Ma nel nostro inconscio da qualche parte, l’immagine che ci facciamo di noi stessi, in quanto essere dotati di ragione, non è in accordo con questo stato di fatto.
Fa presa l’idea del supereroe, che è anche la risposta all’angoscia esistenziale in una società priva di certezze in cui non ci sono più le “grandi narrazioni” totalizzanti per le masse, le verità assolute, i pilastri su cui prima poggiava l’intera umanità.
Ma sui giovani questa domanda è irrilevanti i giovani, per fortuna, sognano inevitabilmente.
Il capitalismo costruisce illusioni?
Ti rispondo cosi: distruggiamo non i beni, ma le passioni che ne pervertono l’uso.
Quando saremo diventati onesti, sapremo usare onestamente la nostra fortuna. Non guadagneremo nulla a disfarci del denaro, se resteremo ricchi delle nostre passioni sbagliate.

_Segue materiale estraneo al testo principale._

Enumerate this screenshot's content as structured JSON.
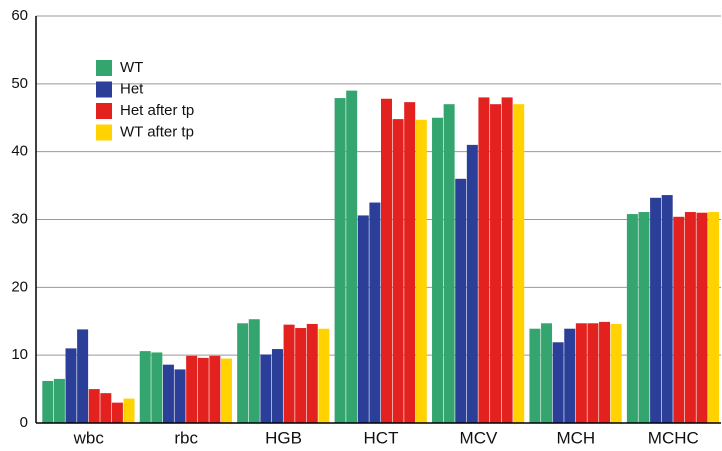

Il capitalismo ha preso di mira tutta l’umanità o, per lo meno, tutto il proprio popolo per intero. L’umanità e il popolo, tuttavia, non sussistono come una persona perché si possa far qualcosa per loro, ora. Essi sono composti di singole persone: facendo qualcosa per qualcuno lo facciamo per tutta l’umanità. Se ognuno, senza volgere lo sguardo all’umanità in generale facesse il possibile per chi ha di fronte, tutti gli uomini nel complesso, in ogni momento, otterrebbero ciò di cui necessitano tutti i loro bisogni e, soddisfacendoli, compirebbero il bene di tutta l’umanità composta di abbienti e non abbienti, di ricchi e poveri.
Si ha invece in mente, il bene di tutta l’umanità, e poi si disattende chi si ha di fronte, e ne vien fuori che non si ha la possibilità di operare universalmente; si disattende ciò che è particolare, e così non si fa nulla per lo scopo fondamentale della vita.